The Philippines will allow thousands of health care workers, mostly nurses, to work in Britain and Germany if the two countries agree to donate coronavirus vaccines, according to a senior official.
The Philippines, which has one of the highest rates of coronavirus in Asia, has “relaxed” the ban on healthcare workers abroad, but continues to limit the number of healthcare professionals allowed to 5,000 per year. leave the country.
Alice Wisperas, director of the Labor Department's international affairs office, said the Philippines was open to lifting the ceiling in exchange for vaccines from Britain and Germany, which they would use to vaccinate workers leaving for work. in other countries and hundreds of thousands of Filipinos repatriated.
Nurses are among the millions of Filipinos working abroad, offering more than $ 30 billion a year in remittances that are vital to the country's economy.
“We are considering the request to lift the growth ceiling, based on an agreement,” Visepras told Reuters.
Britain has the sixth highest number of deaths from Covid-19 in the world and has suffered one of the worst financial blows from the pandemic, while Germany has the 10th highest number of cases worldwide.

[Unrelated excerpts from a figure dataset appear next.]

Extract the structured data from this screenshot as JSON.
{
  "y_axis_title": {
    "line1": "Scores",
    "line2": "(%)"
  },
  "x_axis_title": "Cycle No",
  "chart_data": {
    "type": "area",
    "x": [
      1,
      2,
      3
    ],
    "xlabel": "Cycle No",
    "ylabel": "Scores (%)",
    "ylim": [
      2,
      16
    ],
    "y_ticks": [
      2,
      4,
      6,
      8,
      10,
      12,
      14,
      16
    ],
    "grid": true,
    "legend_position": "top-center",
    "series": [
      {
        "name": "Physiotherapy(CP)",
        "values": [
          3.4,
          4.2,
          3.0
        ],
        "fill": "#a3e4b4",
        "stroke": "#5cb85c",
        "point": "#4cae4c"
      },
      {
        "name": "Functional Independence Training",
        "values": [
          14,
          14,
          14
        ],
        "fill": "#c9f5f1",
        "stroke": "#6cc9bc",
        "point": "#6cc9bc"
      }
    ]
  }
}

The two countries have both vaccinated 23 million people, while the Philippines has not yet begun the immunization campaign of its 70 million adults, two-thirds of its 108 million inhabitants, and is awaiting the first batch of vaccines this week. , donated by China.
The Philippines wants to secure a total of 148 million doses.
The British embassy in Manila has so far not responded to a request for comment, nor has the German mission in that country yet responded.
In 2019, nearly 17,000 nurses from the Philippines signed employment contracts abroad, according to government figures.
Although nurses in the Philippines have struggled to break the ban to avoid poor working conditions and low wages in the country, this vaccine plan has not been well received by some workers in the sector.
“We are disgusted with the way nurses and healthcare workers are treated by the government as commodities or export products,” Jocelyn Andamo, secretary general of the Association of Filipino Nurses, told Reuters.